Materials and methodsPatients
The clinical and postoperative data of 58 patients who underwent laparoscopic surgery for hepatic hemangiomas in the Hepatobiliary Surgery Department of Aerospace Center Hospital from January 2016 to January 2022 were retrospectively reviewed in this study. All patients were accompanied by clinical symptoms. They were diagnosed primarily by enhanced computerized tomography (CT), enhanced abdominal ultrasonography, and/or enhanced magnetic resonance imaging (MRI). All patients' postoperative pathological diagnoses were hepatic cavernous hemangiomas. Written informed consent was obtained from all patients and their authorizers before the surgery. The study was approved by the Committee of Ethics in Aerospace Center Hospital.
Preoperative evaluation
Preoperative evaluation included detailed clinical history, radiological investigations, laboratory tests, and ECGs. The location of HH and its relationship with intrahepatic blood vessels or the inferior vena cava were evaluated by enhanced CT or MRI, as shown in Figure 1. Special locations were defined as the tumor located in segments I, IVa, VII, and VIII. HHs located in segments II, III, IVb, V, and VI were defined as the normal location. For patients older than 60 years, echocardiography and pulmonary function examination were necessary to assess the risk of general anesthesia.

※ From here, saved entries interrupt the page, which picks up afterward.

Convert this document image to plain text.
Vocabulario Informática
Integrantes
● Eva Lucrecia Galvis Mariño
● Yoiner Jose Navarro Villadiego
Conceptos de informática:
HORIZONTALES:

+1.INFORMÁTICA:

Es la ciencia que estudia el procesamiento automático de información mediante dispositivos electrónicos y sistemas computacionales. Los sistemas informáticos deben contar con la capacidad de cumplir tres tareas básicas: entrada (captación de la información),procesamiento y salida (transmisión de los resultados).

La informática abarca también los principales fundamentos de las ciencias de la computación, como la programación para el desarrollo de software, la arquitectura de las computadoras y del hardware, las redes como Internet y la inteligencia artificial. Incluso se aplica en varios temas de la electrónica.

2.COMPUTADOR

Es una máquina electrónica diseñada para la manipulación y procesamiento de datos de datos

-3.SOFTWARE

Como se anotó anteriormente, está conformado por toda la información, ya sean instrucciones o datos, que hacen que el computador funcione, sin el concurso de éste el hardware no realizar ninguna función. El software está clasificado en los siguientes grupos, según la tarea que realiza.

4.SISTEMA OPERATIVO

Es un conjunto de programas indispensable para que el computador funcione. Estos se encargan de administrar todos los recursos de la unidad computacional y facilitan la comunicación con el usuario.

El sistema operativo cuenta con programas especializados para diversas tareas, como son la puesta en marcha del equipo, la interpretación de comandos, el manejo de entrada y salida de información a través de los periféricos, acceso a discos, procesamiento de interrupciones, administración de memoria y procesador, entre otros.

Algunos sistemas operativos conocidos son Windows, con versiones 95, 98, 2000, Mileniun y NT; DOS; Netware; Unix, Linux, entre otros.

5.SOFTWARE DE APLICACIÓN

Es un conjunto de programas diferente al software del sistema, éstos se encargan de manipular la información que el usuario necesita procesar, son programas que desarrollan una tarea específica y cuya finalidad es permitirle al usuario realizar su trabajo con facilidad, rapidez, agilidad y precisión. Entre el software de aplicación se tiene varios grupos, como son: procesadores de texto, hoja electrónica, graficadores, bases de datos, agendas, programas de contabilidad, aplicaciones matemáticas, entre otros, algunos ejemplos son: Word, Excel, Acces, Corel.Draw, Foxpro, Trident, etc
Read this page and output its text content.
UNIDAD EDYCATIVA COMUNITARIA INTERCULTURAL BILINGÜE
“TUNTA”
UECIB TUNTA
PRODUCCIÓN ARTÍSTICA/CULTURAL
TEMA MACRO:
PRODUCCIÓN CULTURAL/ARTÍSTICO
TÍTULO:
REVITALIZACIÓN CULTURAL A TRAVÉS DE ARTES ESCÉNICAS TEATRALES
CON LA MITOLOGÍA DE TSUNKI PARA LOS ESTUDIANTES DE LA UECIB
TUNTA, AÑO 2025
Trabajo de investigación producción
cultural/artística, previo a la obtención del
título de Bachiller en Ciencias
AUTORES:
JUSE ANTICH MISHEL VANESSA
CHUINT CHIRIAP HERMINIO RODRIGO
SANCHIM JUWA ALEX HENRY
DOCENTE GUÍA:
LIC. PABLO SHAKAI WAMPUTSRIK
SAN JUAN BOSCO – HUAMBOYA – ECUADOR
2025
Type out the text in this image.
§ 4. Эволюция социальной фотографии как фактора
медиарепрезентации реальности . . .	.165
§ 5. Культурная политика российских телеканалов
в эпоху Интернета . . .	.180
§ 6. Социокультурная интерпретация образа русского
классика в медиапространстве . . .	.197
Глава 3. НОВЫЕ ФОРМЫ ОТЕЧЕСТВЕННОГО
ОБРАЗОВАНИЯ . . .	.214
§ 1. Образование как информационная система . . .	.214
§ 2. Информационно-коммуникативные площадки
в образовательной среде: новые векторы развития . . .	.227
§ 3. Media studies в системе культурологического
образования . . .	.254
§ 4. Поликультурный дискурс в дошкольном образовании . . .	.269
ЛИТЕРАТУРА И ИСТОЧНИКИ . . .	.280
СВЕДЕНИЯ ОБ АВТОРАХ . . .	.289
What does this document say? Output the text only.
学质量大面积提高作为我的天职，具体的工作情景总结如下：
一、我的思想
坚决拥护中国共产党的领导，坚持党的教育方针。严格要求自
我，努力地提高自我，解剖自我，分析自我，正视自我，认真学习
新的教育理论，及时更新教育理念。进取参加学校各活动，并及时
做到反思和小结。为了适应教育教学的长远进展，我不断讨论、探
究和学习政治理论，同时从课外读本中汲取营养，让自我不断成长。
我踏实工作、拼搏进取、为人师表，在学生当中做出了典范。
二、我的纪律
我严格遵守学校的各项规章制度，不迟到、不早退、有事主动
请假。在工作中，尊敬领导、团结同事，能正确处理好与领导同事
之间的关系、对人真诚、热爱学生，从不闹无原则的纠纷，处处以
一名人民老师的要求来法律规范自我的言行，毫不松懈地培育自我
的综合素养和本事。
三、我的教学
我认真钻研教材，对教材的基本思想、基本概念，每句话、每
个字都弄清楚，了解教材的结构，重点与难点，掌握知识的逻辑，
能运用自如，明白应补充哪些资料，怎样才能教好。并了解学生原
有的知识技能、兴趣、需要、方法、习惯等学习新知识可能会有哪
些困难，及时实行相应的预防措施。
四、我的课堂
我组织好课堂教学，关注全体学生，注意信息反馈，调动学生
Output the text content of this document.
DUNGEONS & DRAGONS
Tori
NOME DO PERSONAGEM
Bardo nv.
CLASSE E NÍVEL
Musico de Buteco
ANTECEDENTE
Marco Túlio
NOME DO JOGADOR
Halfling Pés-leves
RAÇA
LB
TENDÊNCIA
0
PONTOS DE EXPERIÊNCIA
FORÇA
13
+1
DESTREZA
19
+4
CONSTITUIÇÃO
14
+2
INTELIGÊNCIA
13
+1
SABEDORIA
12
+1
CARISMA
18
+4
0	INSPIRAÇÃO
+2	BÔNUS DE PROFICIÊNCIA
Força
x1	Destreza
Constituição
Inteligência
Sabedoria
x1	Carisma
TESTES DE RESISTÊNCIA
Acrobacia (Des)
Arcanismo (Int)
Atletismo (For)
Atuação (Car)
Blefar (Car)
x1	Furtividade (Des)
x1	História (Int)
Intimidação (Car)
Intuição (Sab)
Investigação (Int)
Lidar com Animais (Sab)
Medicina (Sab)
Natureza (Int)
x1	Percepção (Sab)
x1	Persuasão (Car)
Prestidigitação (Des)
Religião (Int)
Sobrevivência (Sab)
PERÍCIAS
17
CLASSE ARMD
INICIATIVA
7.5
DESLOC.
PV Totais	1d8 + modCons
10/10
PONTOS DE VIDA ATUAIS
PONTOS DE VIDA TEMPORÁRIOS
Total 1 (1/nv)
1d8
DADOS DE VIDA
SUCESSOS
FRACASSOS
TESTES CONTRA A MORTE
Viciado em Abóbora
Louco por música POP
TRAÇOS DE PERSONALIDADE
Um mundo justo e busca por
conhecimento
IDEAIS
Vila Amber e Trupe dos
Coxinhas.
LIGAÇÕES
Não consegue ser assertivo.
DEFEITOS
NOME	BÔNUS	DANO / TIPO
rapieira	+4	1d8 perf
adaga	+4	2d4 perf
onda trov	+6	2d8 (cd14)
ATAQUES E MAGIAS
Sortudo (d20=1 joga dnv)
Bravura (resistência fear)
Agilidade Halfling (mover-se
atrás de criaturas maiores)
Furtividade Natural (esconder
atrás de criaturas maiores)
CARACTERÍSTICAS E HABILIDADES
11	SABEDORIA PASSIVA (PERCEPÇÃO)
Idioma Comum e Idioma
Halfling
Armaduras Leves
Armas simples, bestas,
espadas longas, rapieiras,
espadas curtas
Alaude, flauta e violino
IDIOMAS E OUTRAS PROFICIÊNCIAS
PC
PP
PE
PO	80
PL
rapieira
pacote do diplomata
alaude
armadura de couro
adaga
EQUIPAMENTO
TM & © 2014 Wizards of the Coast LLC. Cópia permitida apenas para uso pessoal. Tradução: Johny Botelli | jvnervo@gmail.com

Enhanced MRI showing the lesion located in the segment VII, low signal on T1WI, and high signal on T2WI. Progressive enhancement and high strength mural nodules can be seen on the enhanced scan (A,B). Enhanced CT showing the lesion located in the segment I, having a low density. Progressive enhancement can be seen on the enhanced scan (C,D). The inferior vena cava is compressed by the lesion. The red arrow indicates the IVC.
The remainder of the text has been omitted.